Les chiffres sont éloquents. Au Québec, 60% des entrepreneurs de 55 à 64 ans n'ont aucun plan de relève pour permettre à leur entreprise de survivre à leur retraite. Chez les entreprises familiales, seuls 33% d'entre elles survivent à la première génération et 2/5 des PME n'ont pas de plan de relève.
Avec la population québécoise vieillissante, le problème pourrait avoir des effets désastreux sur l'économie.
Préparer le terrain
«Pour permettre une bonne transition, les entrepreneurs doivent rendre leurs finances intéressantes avant de céder l'entreprise», prévient le directeur général du CLD Matawinie, Jean-François Hénault.
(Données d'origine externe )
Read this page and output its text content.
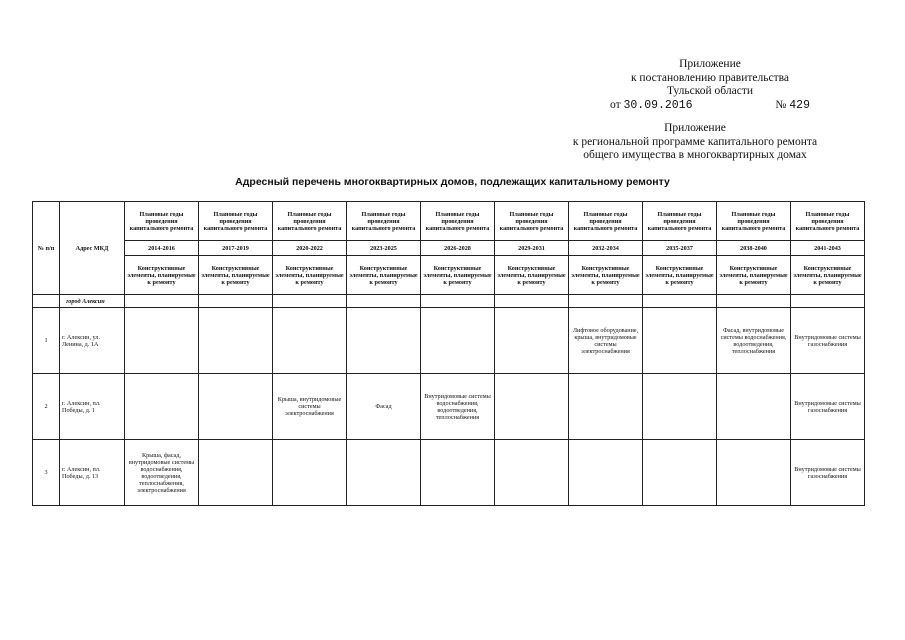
Приложение
к постановлению правительства
Тульской области
от 30.09.2016	№ 429
Приложение
к региональной программе капитального ремонта
общего имущества в многоквартирных домах
Адресный перечень многоквартирных домов, подлежащих капитальному ремонту
№ п/п	Адрес МКД	Плановые годы проведения капитального ремонта	Плановые годы проведения капитального ремонта	Плановые годы проведения капитального ремонта	Плановые годы проведения капитального ремонта	Плановые годы проведения капитального ремонта	Плановые годы проведения капитального ремонта	Плановые годы проведения капитального ремонта	Плановые годы проведения капитального ремонта	Плановые годы проведения капитального ремонта	Плановые годы проведения капитального ремонта
		2014-2016	2017-2019	2020-2022	2023-2025	2026-2028	2029-2031	2032-2034	2035-2037	2038-2040	2041-2043
		Конструктивные элементы, планируемые к ремонту	Конструктивные элементы, планируемые к ремонту	Конструктивные элементы, планируемые к ремонту	Конструктивные элементы, планируемые к ремонту	Конструктивные элементы, планируемые к ремонту	Конструктивные элементы, планируемые к ремонту	Конструктивные элементы, планируемые к ремонту	Конструктивные элементы, планируемые к ремонту	Конструктивные элементы, планируемые к ремонту	Конструктивные элементы, планируемые к ремонту
	город Алексин										
1	г. Алексин, ул. Ленина, д. 1А							Лифтовое оборудование, крыша, внутридомовые системы электроснабжения		Фасад, внутридомовые системы водоснабжения, водоотведения, теплоснабжения	Внутридомовые системы газоснабжения
2	г. Алексин, пл. Победы, д. 1			Крыша, внутридомовые системы электроснабжения	Фасад	Внутридомовые системы водоснабжения, водоотведения, теплоснабжения					Внутридомовые системы газоснабжения
3	г. Алексин, пл. Победы, д. 13	Крыша, фасад, внутридомовые системы водоснабжения, водоотведения, теплоснабжения, электроснабжения									Внутридомовые системы газоснабжения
De même, il est suggéré de prévoir cinq ans avant la passation pour mettre des surplus de côté afin de rendre la transition plus aisée pour le nouvel acquéreur. Aussi, dans l'idéal, le cédant devrait s'attendre à travailler au moins trois ans dans l'entreprise pour que tous les savoirs soient correctement transmis. «En ce moment, les cédants quittent dans les six mois», déplore M. Hénault.
«Souvent, ce sont des personnes qui ont mené le projet à bout de bras toute leur vie, parfois au détriment de leur santé ou de leur famille. Alors, parfois, ils ont de la difficulté à assumer que quelqu'un d'autre tienne les rênes», poursuit M. Hénault.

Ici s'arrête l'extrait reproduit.